Oui. Il ne faut jamais maudire qui que ce soit. Le pendant de la panique identitaire que l’on vit actuellement est la peur ; et la peur, c’est la haine ; et la haine, c’est la violence. Il faut sortir de ce cercle infernal et comprendre, travailler… D’autant plus que quand on maudit, on maudit souvent l’ange, celui qui est innocent.

Comment parvenez-vous à rester optimiste ?

En oeuvrant point par point, sur l’éducation, sur la pédagogie… Dans les ateliers d’écriture que j’anime dans les quartiers, des enfants considérés comme perdus ont été rendus à la parole. Si on relègue ces enfants, qui plus est massivement, il ne faut pas s’étonner de voir le désastre auquel cela aboutit aujourd’hui.
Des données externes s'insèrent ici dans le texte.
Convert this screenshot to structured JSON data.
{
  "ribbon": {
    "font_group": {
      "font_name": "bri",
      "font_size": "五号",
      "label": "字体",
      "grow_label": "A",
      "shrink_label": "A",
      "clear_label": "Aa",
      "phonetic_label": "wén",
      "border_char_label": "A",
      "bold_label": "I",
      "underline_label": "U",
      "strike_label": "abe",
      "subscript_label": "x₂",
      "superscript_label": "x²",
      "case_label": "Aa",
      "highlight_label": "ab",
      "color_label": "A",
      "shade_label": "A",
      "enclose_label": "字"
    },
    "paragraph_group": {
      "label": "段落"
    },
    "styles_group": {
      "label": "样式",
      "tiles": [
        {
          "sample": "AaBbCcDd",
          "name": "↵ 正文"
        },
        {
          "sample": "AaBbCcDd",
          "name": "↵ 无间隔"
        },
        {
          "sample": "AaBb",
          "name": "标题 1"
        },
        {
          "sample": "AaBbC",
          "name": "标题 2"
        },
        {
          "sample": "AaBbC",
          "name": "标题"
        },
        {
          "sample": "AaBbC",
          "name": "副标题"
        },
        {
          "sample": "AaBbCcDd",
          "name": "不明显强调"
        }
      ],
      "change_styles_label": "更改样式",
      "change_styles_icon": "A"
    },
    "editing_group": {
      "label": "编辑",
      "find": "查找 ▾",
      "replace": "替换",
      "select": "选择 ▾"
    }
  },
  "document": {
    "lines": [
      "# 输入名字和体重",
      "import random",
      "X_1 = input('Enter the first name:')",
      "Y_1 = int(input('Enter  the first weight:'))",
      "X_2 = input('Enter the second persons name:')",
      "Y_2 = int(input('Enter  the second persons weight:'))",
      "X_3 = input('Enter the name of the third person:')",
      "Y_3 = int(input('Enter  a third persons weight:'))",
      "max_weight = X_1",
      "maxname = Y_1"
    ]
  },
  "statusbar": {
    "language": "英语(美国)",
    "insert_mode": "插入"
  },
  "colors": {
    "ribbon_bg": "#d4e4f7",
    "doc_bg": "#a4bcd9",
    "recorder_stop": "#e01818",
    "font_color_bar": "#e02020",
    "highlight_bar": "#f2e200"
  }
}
(1) Premières neiges sur Pondichéry, éd. Zulma, 192 p., consacré le 14 juin à Bruxelles par le prix Cercle Chapel.

Bio Express

1947 : Naissance le 10 mars. 1951 Arrivée en France.

1974 Publie Un rêve de glace (Albin Michel), son premier roman.

1979 : Suicide de Michael Haddad, son frère peintre.

2007 : Parution de Palestine (Zulma), honoré du prix des Cinq continents de la francophonie 2008 et du prix Renaudot poche en 2009.

2016 : Lancement de la revue Apulée qui regroupe des contributions d’auteurs arabes, israéliens et européens.

2017 : Premières neiges sur Pondichéry (Zulma).